Antes mesmo de seus 28 dias se encerrarem, fevereiro de 2026 já se consolidou como o mês mais chuvoso da história de Campo Grande desde o início do monitoramento do Instituto Nacional de Meteorologia (Inmet).
Na madrugada desta quarta-feira (25), o acumulado de chuvas na Capital atingiu 264,8 milímetros, superando a marca anterior de 251,4 mm registrada em fevereiro de 2019. O volume esperado para todo o mês era de 180 milímetros, patamar já alcançado no último dia 19.
Série histórica
O segundo lugar no ranking dos fevereiros mais chuvosos agora pertence a 2019, seguido por 2023, quando o acumulado foi de 249,4 mm. Os volumes registrados no mês desde 2017 mostram a variabilidade das precipitações:
- 2017: 91 mm
- 2018: 206 mm
- 2019: 251,4 mm
- 2020: 227,2 mm
- 2021: 116,2 mm
- 2022: 73,2 mm
- 2023: 242,2 mm
- 2024: 104,6 mm
- 2025: 116 mm
- 2026: 264,8 mm (até o momento)
O recorde atual também se destaca no contexto da última década, ocupando a quarta posição entre os maiores acumulados mensais, atrás apenas de janeiro de 2021 (383,6 mm), janeiro de 2023 (328,6 mm) e dezembro de 2017 (273,8 mm).
Estragos se multiplicam pela cidade
O volume expressivo de chuvas tem causado transtornos recorrentes à população campo-grandense. Além do já conhecido problema da buraqueira, enchentes e alagamentos tornaram-se cada vez mais frequentes. Bastam poucos minutos de precipitação para que diversos bairros sejam tomados por enxurradas, deixando lama e sujeira pelo caminho.
Diversas regiões já registraram alagamentos neste mês, incluindo a Avenida Gunter Hans, Avenida Costa e Silva, e os bairros Portal Caiobá 2, Seminário, Nasser, Coophasul, Coophatrabalho, Santo Amaro, Zé Pereira e Jardim Centro Oeste.
A Secretaria Municipal de Infraestrutura informou que já realizou o tapa-buraco em aproximadamente 60 mil pontos da cidade como parte de uma força-tarefa para mitigar os danos.
Prefeita admite limitações
Em coletiva de imprensa na última terça-feira (24), a prefeita Adriane Lopes (PP) reconheceu as dificuldades para enfrentar os estragos causados pelas tempestades e pediu compreensão da população.

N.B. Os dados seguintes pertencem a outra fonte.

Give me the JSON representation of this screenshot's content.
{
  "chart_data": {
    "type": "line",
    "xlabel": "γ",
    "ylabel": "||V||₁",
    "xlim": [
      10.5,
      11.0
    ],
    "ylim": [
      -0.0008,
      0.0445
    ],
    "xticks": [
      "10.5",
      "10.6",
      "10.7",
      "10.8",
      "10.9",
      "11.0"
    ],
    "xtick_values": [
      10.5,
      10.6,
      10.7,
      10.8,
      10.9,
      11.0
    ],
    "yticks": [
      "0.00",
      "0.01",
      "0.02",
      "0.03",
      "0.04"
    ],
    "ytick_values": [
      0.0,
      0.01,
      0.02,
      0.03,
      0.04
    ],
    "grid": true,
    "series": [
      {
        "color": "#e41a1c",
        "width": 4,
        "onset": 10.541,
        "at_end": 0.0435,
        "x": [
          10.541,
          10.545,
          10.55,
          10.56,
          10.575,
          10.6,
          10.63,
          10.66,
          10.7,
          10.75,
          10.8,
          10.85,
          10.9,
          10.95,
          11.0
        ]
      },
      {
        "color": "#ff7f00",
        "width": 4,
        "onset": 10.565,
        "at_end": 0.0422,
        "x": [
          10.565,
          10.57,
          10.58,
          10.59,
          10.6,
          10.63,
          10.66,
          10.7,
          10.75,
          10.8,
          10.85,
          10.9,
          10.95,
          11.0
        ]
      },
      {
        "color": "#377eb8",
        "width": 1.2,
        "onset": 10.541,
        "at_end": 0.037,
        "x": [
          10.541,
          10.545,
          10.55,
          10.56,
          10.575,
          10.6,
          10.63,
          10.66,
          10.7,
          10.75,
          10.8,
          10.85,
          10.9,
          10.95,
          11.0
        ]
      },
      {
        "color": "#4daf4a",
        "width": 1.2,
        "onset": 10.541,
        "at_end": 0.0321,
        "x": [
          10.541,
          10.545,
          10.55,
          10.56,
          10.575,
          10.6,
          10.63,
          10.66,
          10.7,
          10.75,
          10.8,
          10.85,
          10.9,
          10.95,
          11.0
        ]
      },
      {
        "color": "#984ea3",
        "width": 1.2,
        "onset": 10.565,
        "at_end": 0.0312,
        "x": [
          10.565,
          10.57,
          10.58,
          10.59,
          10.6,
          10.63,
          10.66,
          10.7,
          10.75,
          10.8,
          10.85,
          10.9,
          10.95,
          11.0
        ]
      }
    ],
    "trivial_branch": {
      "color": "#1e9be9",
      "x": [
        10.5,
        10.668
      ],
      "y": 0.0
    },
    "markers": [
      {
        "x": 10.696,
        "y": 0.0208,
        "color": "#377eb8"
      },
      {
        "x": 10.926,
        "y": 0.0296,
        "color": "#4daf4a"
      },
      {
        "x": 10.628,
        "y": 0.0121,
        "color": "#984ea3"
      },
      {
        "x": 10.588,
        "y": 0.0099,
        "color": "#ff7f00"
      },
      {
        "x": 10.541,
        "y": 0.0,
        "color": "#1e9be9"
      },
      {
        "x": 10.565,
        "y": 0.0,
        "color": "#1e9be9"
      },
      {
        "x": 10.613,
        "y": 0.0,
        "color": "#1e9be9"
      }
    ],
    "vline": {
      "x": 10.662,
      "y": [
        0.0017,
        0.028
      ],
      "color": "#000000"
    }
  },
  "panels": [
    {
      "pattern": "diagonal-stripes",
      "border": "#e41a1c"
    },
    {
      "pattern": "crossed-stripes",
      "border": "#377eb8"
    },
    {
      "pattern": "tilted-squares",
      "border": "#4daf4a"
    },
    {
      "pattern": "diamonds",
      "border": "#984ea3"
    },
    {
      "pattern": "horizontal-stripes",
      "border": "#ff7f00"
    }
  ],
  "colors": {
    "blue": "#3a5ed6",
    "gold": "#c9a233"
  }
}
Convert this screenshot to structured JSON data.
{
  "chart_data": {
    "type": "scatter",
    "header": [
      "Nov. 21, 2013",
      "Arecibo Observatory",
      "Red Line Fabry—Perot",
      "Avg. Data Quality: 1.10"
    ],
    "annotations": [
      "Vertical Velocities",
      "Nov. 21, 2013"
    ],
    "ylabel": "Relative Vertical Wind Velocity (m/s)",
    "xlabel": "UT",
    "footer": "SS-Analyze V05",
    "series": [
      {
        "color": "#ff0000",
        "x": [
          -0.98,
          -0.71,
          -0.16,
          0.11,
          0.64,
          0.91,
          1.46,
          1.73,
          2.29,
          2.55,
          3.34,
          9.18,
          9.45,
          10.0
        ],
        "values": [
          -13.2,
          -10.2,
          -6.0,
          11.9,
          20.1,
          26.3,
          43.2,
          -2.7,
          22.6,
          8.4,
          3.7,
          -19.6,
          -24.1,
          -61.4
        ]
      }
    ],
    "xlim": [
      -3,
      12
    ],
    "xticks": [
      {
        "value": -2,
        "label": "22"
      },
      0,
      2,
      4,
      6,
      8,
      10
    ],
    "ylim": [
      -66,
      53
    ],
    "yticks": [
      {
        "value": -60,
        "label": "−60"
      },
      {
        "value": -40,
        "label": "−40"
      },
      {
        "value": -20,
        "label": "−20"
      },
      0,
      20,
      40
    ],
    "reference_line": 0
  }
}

“Não conseguimos, neste exato momento, fazer cascalhamento nem arrumar as estradas e vias que não estão pavimentadas porque o solo está encharcado. Dificilmente as equipes conseguirão trabalhar neste momento. Atola, está tudo encharcado. Agora temos que esperar esse período de chuvas passar e recuperar os danos”, afirmou.
A chefe do Executivo municipal também observou que as chuvas têm provocado alagamentos em trechos antes não afetados. “São situações novas que vão surgindo porque a cidade vai impermeabilizando e a gente vai vivenciando novos tempos.”
Como solução de médio prazo, Adriane citou a implementação de novas bacias de contenção, já previstas no planejamento municipal e em fase de execução. Enquanto isso, a Secretaria de Obras afirma que tem atendido aos chamados da população para corte de árvores, limpeza, remoção de entulho e desobstrução de bocas de lobo.
Previsão indica trégua, mas com ressalvas
Mato Grosso do Sul permanece em estado de alerta para chuvas intensas até sexta-feira (27), conforme já noticiado pelo Correio do Estado. A previsão indica volumes que podem chegar a 50 milímetros por dia, acompanhados de rajadas de vento e tempestades pontuais.
Entre quinta (26) e sexta (27), espera-se um tempo mais firme, com sol e variação de nebulosidade, embora pancadas de chuva e tempestades localizadas não estejam descartadas.
A formação de um novo ciclone extratropical no oceano Atlântico Sul entre quarta (25) e quinta (26) deve impulsionar um sistema de alta pressão atmosférica pós-frontal, contribuindo para um tempo mais seco e temperaturas mais amenas no início do dia, podendo chegar a 18ºC, especialmente nas regiões mais ao sul do Estado.
Nas regiões Pantaneira e Sudoeste, as máximas voltam a subir, alcançando 34ºC, enquanto no Bolsão, Norte e Leste, os termômetros podem marcar até 33ºC. Em Campo Grande, as mínimas variam entre 19ºC e 21ºC, com máximas entre 29ºC e 31ºC.